In the meantime we have a name for our l-number. Perhaps that’s no bad thing? Irrespective of what you call it, P. sabaji is an undemanding, very striking pleco that would grace most aquaria. It doesn’t grow large but is big enough to be a real showpiece fish. The largest one I’ve kept is about 150mm not including the tail fin and really is a stunning - if a little shy - fish. Even at this size it is not territorial as plecos go and I would recommend keeping a group of them. As I've mentioned, they are a little timid but active dither fish tempers this; they don’t however appear to be equally settled by larger fish. Armbruster notes the following in relation to the fishes ecology; "Found in medium to large rivers among boulders. Usually in runs and riffles, but small individuals may be found hidden in the holes of lateritic rocks in pools. Most specimens I collected were collected at night. The largest individual was captured in a gill net in the main stem Essequibo and it appeared to be moving from deeper water into the shallows where there were exposed boulders."
Despite being a Peckoltia, the fish doesn’t appear to spawn as readily; perhaps this is because of slightly larger than normal adult size and the related possibility the fish may take longer to mature. Furthermore there is presently no evidence to prove it is a cave spawner or indeed any firm information on how it does spawn. Its more elongate form (compared to the stubbier “classic” Peckoltia shape) may also have a bearing on breeding habits – what does this tell us about the fishes habits in the river too? Also, sexual dimorphism doesn’t appear to follow the normal Peckoltia pattern of males becoming “furry” with odontodes sprouting along the posterior half of the fishes body. Aquarists further oberservations may well have a significant role to play in the understanding of this species' many facets, even over and above the cut and thrust of taxonomy and classification.
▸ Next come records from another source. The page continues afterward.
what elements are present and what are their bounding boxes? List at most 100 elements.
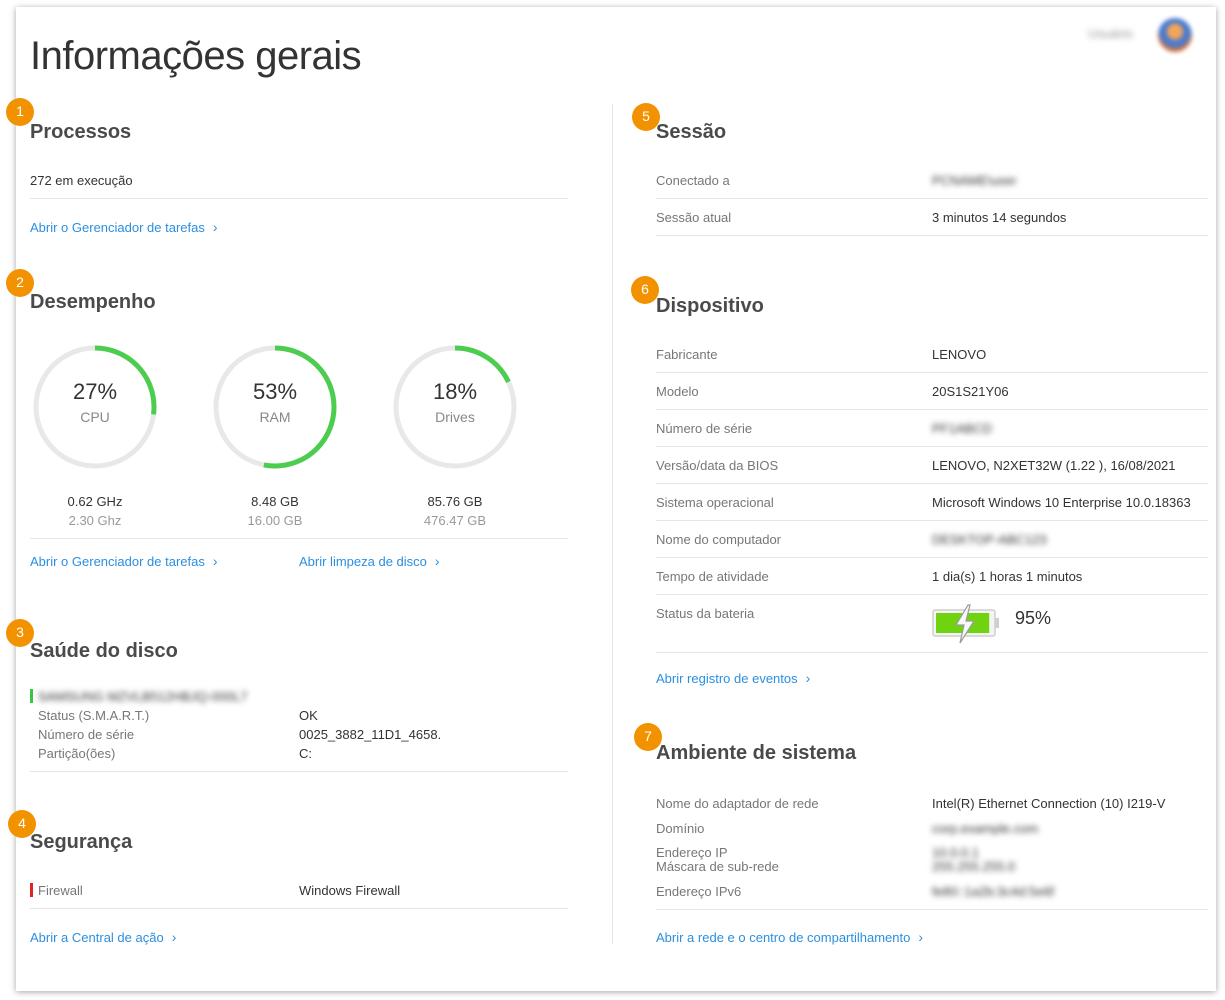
section-title-desempenho: Desempenho (30, 291, 156, 313)
drives-gauge: 18% Drives (391, 343, 519, 471)
chevron-right-icon: › (212, 553, 218, 569)
divider (656, 235, 1208, 236)
ipv6-label: Endereço IPv6 (656, 884, 742, 899)
open-network-center-link[interactable]: Abrir a rede e o centro de compartilhame… (656, 929, 923, 945)
smart-status-label: Status (S.M.A.R.T.) (38, 708, 150, 723)
model-value: 20S1S21Y06 (932, 384, 1009, 399)
disk-serial-label: Número de série (38, 727, 135, 742)
divider (656, 652, 1208, 653)
link-label: Abrir a Central de ação (30, 930, 164, 945)
cpu-label: CPU (80, 409, 110, 425)
page-title: Informações gerais (30, 34, 362, 78)
gauge-ring (213, 345, 337, 469)
gauge-ring (33, 345, 157, 469)
divider (656, 446, 1208, 447)
device-serial-value: PF1ABCD (932, 421, 992, 436)
computer-name-value: DESKTOP-ABC123 (932, 532, 1047, 547)
firewall-value: Windows Firewall (299, 883, 401, 898)
user-menu[interactable]: Usuário (1088, 18, 1198, 58)
drives-label: Drives (435, 409, 475, 425)
open-task-manager-link[interactable]: Abrir o Gerenciador de tarefas › (30, 219, 218, 235)
bios-value: LENOVO, N2XET32W (1.22 ), 16/08/2021 (932, 458, 1176, 473)
chevron-right-icon: › (171, 929, 177, 945)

In summary, this fish has been arriving at fish stores from time to time with the price tag dropping slowly. You can now pick up three or four of these fish for the price of a zebra pleco. It’s about time more people did as this is surely one of the nicest all round l-numbers that any aquarist can enjoy.
Isbrücker, I.J.H. (1980): Classification and catalogue of the mailed Loricariidae (Pisces, Siluriformes). (Versl. en techn. Geg., Inst. v. Tax. Zoöl. (Zoöl. Mus.), Univ. Amsterdam).
Isbrücker, I.J.H.; Seidel, I.; Michels, J.P.; Schraml, E. & Werner, A. (2001): Diagnose vierzehn neuer Gattungen der Familie Loricariidae Rafinesque, 1815 (...). In: DATZ Sonderheft Harnischwelse 2: 17-24. Verlag Eugen Ulmer.
Cardoso, A.R. & Lucinda, PHF (2003): Three new species of Hemiancistrus (Teleostei: Siluriformes: Loricariidae) from the rio Tocantins basin with comments on the Genus. Ichthyol. Explor. Freshwaters Vol. 14. No. 1, pp73-84.
Armbruster, J. W. (2003). Peckoltia sabaji, a new species from the Guyana Shield (Siluriformes: Loricariidae). Zootaxa 344:1-12.